PENDIDIKAN KARAKTER MENCEGAH KENAKALAN REMAJA DI INDONESIA
Kenakalan remaja di Indonesia semakin
meningkat setiap tahunnya dan hal
tersebut perlu menjadi perhatian dan penanganan yang serius karena akan
berdampak buruk terhadap psikologi atau perkembangan moralnya dimasa yang akan
datang. Pendidikan karakter perlu
dibekali dari keluarga sejak usia dini atau di usia remaja agar mereka mengerti
akan hal baik dan yang buruk yang tidak boleh dilakukan di lingkungannya. Jika remaja
tidak dibekali pendidikan karakter akan timbul kenakalan remaja seperti
tawuran, terjerat narkoba, depresi, seks
bebas, kekerasan, pembullyan dan bahkan Pembunuhan.
Komisi perlindungan Anak (KPAI) mencatat
kasus tawuran di Indonesia meningkat 1,1
persen di sepanjang 2018, Komisioner
Bidang Pendidikan KPAI Retno Listiyarti mengatakan, pada tahun lalu, angka kasus tawuran hanya 12,9 persen, tapi
tahun ini menjadi 14 persen.

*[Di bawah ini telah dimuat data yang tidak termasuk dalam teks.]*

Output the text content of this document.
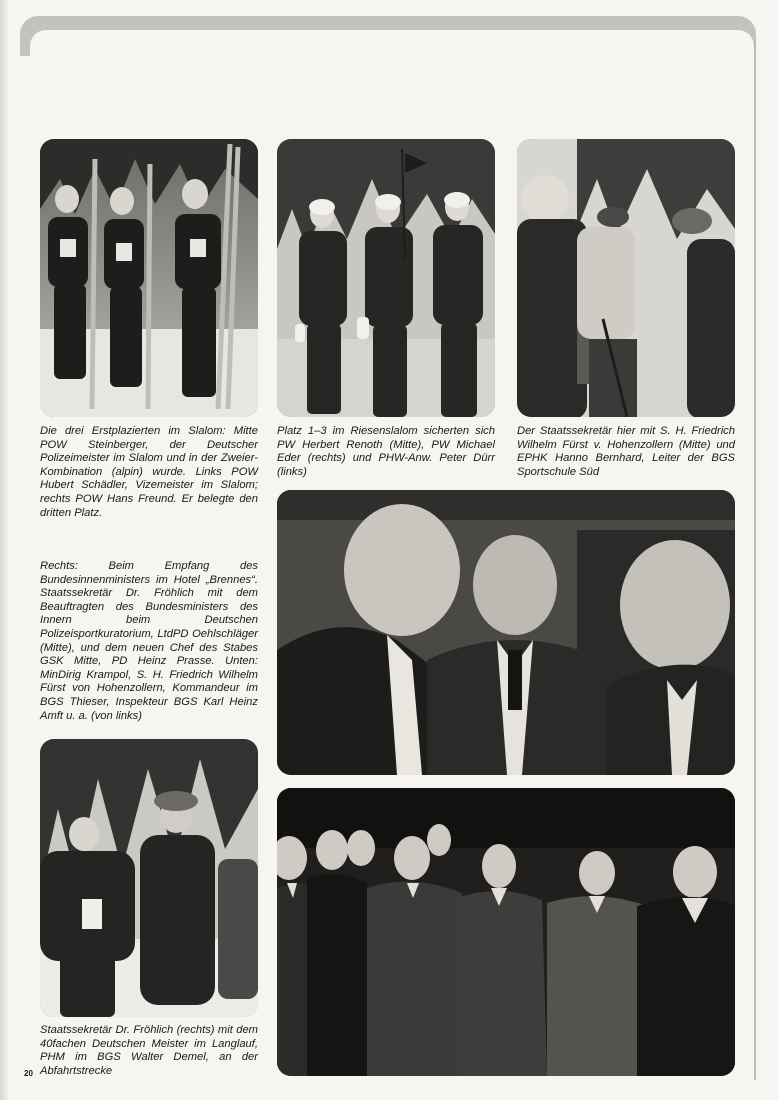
Die drei Erstplazierten im Slalom: Mitte POW Steinberger, der Deutscher Polizeimeister im Slalom und in der Zweier-Kombination (alpin) wurde. Links POW Hubert Schädler, Vizemeister im Slalom; rechts POW Hans Freund. Er belegte den dritten Platz.

Platz 1–3 im Riesenslalom sicherten sich PW Herbert Renoth (Mitte), PW Michael Eder (rechts) und PHW-Anw. Peter Dürr (links)

Der Staatssekretär hier mit S. H. Friedrich Wilhelm Fürst v. Hohenzollern (Mitte) und EPHK Hanno Bernhard, Leiter der BGS Sportschule Süd

Rechts: Beim Empfang des Bundesinnenministers im Hotel „Brennes“. Staatssekretär Dr. Fröhlich mit dem Beauftragten des Bundesministers des Innern beim Deutschen Polizeisportkuratorium, LtdPD Oehlschläger (Mitte), und dem neuen Chef des Stabes GSK Mitte, PD Heinz Prasse. Unten: MinDirig Krampol, S. H. Friedrich Wilhelm Fürst von Hohenzollern, Kommandeur im BGS Thieser, Inspekteur BGS Karl Heinz Amft u. a. (von links)

Staatssekretär Dr. Fröhlich (rechts) mit dem 40fachen Deutschen Meister im Langlauf, PHM im BGS Walter Demel, an der Abfahrtstrecke

20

Selain itu berdasarkan data KPAI, Kasus anak
berhadapan dengan hukum menduduki urutan pertama, yaitu 1.434 kasus . Dan Indonesia
juga akhir- akhir ini dihebohkan dengan
kasus remaja membunuh seorang balita di sawah besar(Jakarta), bentuk kenakalan
remaja lainnya adalah seorang murid yang membully gurunya saat proses mengajar
yang terjadi di SMP Jawa Timur, kejadian
ironis tersebut disebabkan karena kurangnya pendidikan karakter atau etika yang
dibekali keluarga, mudahnya mengakses dan menonton konten negatif dari media social dan pengaruh
lingkungan sosial atau bermain yang buruk.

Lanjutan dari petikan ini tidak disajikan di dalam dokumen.